Abstract: In recent years, the computing landscape has witnessed a shift towards hardware specialization in response to the rapidly evolving software, changing market risks, rising security threats, and technological limitations. Modern architectures allow us to instantly configure hardware parameters such as frequency, voltage, and cache properties to increase efficiency on the mere click of a button. Yet the choice of the machine language or Instruction Set Architecture (ISA) is typically constrained by a decision made when our phone, laptop, or server was purchased. And yet, the choice of ISA can have a significant impact on the execution efficiency of a program. In this talk, I will describe my research that now allows us to make that choice, not just individually for each program, but every few milliseconds within the execution of a single program.

 

More specifically, I will describe a compiler and runtime strategy for swift and seamless process migration across diverse ISAs, and further showcase results from a massive design space exploration that demonstrates the performance and energy efficiency benefits of multi-ISA and composite-ISA heterogeneous architectures. In addition, I will also discuss the security potential of multi-ISA architectures to thwart several evasive variants of the notorious Return-Oriented Programming (ROP) attack. Finally, I will briefly introduce several underexploited levers in the hardware/software interface that have the potential to transform the computing landscape for greater gains in performance, energy efficiency, and security.
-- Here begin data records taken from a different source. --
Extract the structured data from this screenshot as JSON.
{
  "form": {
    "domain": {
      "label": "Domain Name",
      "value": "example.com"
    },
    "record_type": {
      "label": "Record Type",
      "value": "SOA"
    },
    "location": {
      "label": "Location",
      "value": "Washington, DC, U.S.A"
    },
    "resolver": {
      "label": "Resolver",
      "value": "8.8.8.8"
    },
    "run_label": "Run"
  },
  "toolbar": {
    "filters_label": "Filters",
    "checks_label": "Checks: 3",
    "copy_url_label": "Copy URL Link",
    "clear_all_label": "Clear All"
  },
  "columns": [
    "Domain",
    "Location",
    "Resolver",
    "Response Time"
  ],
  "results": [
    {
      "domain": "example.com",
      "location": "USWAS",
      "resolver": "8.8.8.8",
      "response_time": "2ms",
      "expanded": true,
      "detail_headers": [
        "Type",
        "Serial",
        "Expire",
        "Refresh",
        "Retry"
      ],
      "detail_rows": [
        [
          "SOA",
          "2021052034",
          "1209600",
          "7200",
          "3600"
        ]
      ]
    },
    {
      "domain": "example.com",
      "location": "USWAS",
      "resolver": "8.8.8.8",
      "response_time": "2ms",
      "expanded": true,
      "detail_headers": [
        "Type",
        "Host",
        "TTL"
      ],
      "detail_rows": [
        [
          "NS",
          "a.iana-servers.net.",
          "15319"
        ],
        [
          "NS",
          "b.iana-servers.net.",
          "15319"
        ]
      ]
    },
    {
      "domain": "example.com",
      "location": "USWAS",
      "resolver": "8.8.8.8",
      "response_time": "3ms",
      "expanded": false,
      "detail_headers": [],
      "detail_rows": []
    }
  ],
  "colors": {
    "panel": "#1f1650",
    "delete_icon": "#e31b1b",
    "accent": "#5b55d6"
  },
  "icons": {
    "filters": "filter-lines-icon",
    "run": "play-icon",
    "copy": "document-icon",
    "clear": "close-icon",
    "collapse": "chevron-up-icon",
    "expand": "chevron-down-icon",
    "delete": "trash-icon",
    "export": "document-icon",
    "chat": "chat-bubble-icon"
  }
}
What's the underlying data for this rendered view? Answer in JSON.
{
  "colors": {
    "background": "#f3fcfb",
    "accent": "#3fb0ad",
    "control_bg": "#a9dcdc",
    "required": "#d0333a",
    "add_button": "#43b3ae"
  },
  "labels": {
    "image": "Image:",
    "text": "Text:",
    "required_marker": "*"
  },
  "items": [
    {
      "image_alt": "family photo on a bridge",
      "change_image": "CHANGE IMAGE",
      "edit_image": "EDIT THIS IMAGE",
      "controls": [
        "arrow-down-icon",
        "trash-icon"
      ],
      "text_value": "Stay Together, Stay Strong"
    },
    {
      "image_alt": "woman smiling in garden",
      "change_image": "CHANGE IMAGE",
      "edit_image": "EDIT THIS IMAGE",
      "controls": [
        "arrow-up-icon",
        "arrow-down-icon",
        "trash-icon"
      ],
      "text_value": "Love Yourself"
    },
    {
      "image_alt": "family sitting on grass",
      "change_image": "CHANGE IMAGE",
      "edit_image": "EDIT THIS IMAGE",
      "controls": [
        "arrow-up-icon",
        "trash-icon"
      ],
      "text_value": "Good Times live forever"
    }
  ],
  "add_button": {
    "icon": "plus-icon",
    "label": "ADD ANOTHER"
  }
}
Short Bio: Ashish Venkat is an Assistant Professor in the Department of Computer Science at the University of Virginia, where he joined after obtaining a Ph.D. from UC San Diego in 2018. His research interests are in computer architecture and compilers, especially in instruction set design, processor microarchitecture, binary translation, code generation, and their intersection with computer security and machine learning. His work on heterogeneous architectures has been published at top-tier venues such as ISCA, ASPLOS, and HPCA. His work has been featured in the IEEE Micro Top Picks Issue of 2019 and was recognized as the runner-up of the HPCA Best Paper Award in 2019. His dissertation research has been successfully ported and transferred to the Cloud Platforms division of the IBM Haifa Research Lab.